Dask Cloudprovider aims to balance ease of use with security best practices. The two are not always compatible so this document aims to outline the compromises and decisions made in this library.

Public Schedulers

For each cluster manager to work correctly it must be able to make a connection to the Dask scheduler on port 8786. In many cluster managers the default option is to expose the Dask scheduler and dashboard to the internet via a public IP address. This makes things quick and easy for new users to get up and running, but may pose a security risk long term.

Many organisations have policies which do not allow users to assign public IP addresses or open ports. Our best practices advice is to use Dask Cloudprovider from within a cloud platform, either from a VM or a managed environment. Then disable public networking. For example:

>>> import dask.config, dask_cloudprovider
>>> dask.config.set({"cloudprovider.gcp.public_ingress": False})

See each cluster manager for configuration options.

Authentication and encryption

Cluster managers such as dask_cloudprovider.aws.EC2Cluster, dask_cloudprovider.azure.AzureVMCluster, dask_cloudprovider.gcp.GCPCluster and dask_cloudprovider.digitalocean.DropletCluster enable certificate based authentication and encryption by default.

When a cluster is launched with any of these cluster managers a set of temporary keys will be generated and distributed to the cluster nodes via their startup script.
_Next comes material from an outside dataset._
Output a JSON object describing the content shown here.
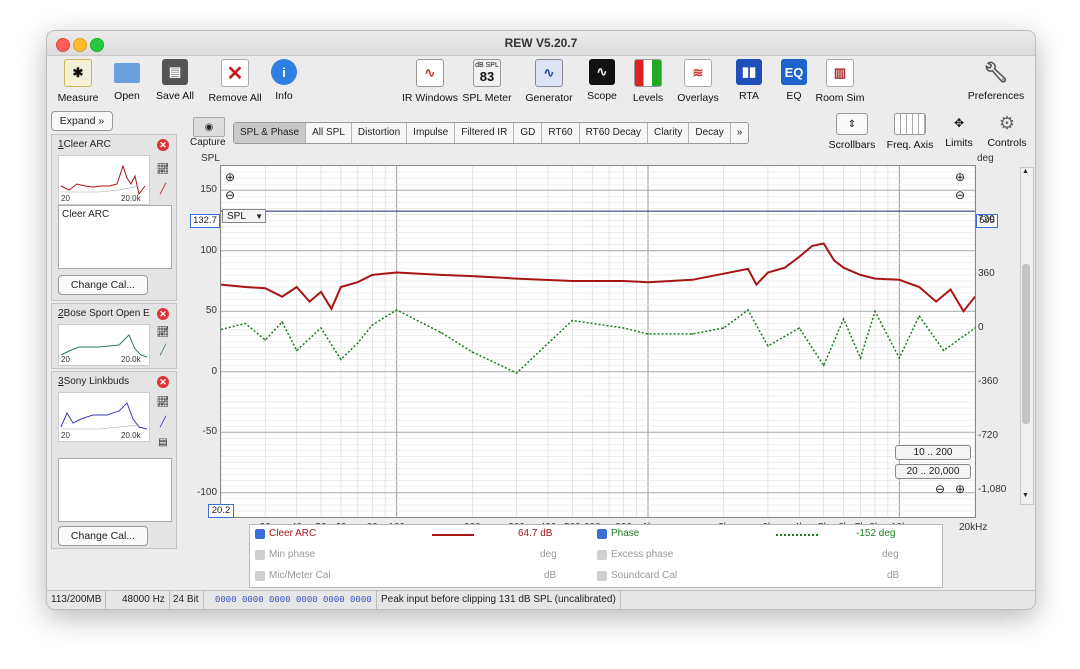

All communication between the client, scheduler and workers will then be encrypted and only clients and workers with valid certificates will be able to connect to the scheduler.

You can also specify your own certificates using the distributed.security.Security object.

>>> from dask_cloudprovider.gcp import GCPCluster
>>> from dask.distributed import Client
>>> from distributed.security import Security
>>> sec = Security(tls_ca_file='cluster_ca.pem',
...                tls_client_cert='cli_cert.pem',
...                tls_client_key='cli_key.pem',
...                require_encryption=True)
>>> cluster = GCPCluster(n_workers=1, security=sec)
>>> client = Client(cluster)
>>> client
<Client: 'tls://10.142.0.29:8786' processes=0 threads=0, memory=0 B>

You can disable secure connections by setting the security keyword argument to False. This may be desirable when troubleshooting or when running on a trusted network (entirely inside a VPC for example).